METAL-BINDING IN SUPERANTIGENS. E.M. Schad¹, M.Dohlsten², Per Björk², L.A. Svensson¹. Molecular Biophysics, Chemical Center, Lund University, P.O. Box 124, 221 00 Lund, Sweden¹, Pharmacia Oncology Immunology, Lund, Sweden².

One of the most striking aspects of the structure of SEA is the unusual octahedral metal-coordination geometry. In addition, SEA displays a N-terminal coordination to the metal-ion (Schad et al., 1995). The coordinating residues of Zn²⁺ are the same ligands as those found for Cd²⁺ including the N-terminal coordination. The unusual ligand coordination by the N-terminal serine residue observed is comparable to the coordination found in the structure of phospholipase C (Hough et al., 1989; Hansen et al., 1992). In SEA, the metal-ion is coordinated by a primary bidentate formed by ligands His 225 and Asp 227. These two ligands are separated by a short spacer that according to Vaillee & Auld (1990) provides localized and overall stabilization to the protein. A longer spacer provided by His 187 donates flexibility to the coordination site.

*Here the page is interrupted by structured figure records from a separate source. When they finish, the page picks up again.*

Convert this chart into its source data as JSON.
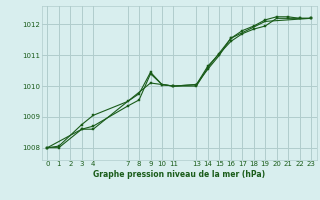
{
  "background_color": "#d8eeee",
  "grid_color": "#b0cccc",
  "line_color": "#1a5c1a",
  "marker_color": "#1a5c1a",
  "xlabel": "Graphe pression niveau de la mer (hPa)",
  "xlim": [
    -0.5,
    23.5
  ],
  "ylim": [
    1007.6,
    1012.6
  ],
  "xticks": [
    0,
    1,
    2,
    3,
    4,
    7,
    8,
    9,
    10,
    11,
    13,
    14,
    15,
    16,
    17,
    18,
    19,
    20,
    21,
    22,
    23
  ],
  "yticks": [
    1008,
    1009,
    1010,
    1011,
    1012
  ],
  "series1_x": [
    0,
    1,
    3,
    4,
    7,
    8,
    9,
    10,
    11,
    13,
    14,
    15,
    16,
    17,
    18,
    19,
    20,
    21,
    22,
    23
  ],
  "series1_y": [
    1008.0,
    1008.0,
    1008.6,
    1008.7,
    1009.35,
    1009.55,
    1010.4,
    1010.05,
    1010.0,
    1010.05,
    1010.65,
    1011.05,
    1011.45,
    1011.7,
    1011.85,
    1011.95,
    1012.2,
    1012.2,
    1012.2,
    1012.2
  ],
  "series2_x": [
    0,
    1,
    3,
    4,
    7,
    8,
    9,
    10,
    11,
    13,
    14,
    15,
    16,
    17,
    18,
    19,
    20,
    21,
    22,
    23
  ],
  "series2_y": [
    1008.0,
    1008.05,
    1008.75,
    1009.05,
    1009.5,
    1009.75,
    1010.45,
    1010.05,
    1010.0,
    1010.05,
    1010.55,
    1011.0,
    1011.55,
    1011.8,
    1011.95,
    1012.15,
    1012.25,
    1012.25,
    1012.2,
    1012.2
  ],
  "series3_x": [
    0,
    3,
    4,
    9,
    11,
    13,
    14,
    16,
    19,
    23
  ],
  "series3_y": [
    1008.0,
    1008.6,
    1008.6,
    1010.1,
    1010.0,
    1010.0,
    1010.6,
    1011.55,
    1012.1,
    1012.2
  ]
}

It should be noted that zinc binding proteins commonly have a tetrahedral geometry with this short spacer-long spacer ligand composition (Vallee & Auld, 1990). Alanine substitution of His 225 and Asp 227 resulted in a more than 1000-fold reduced MHC class II binding affinity, whereas the His 187 mutation displayed only a 100-fold reduced binding affinity (Abrahmsen et al., 1995). This suggests that modification of the short spacer bidentate formed by His 225 and Asp 227 severely affects the MHC class II binding to domain II. In contrast, mutations of the longer spacer His 187 have less of an effect on the other metal ligands in retaining significant MHC class II binding in this region. This is further supported by the varying temperature factors observed in the metal coordination site mentioned previously.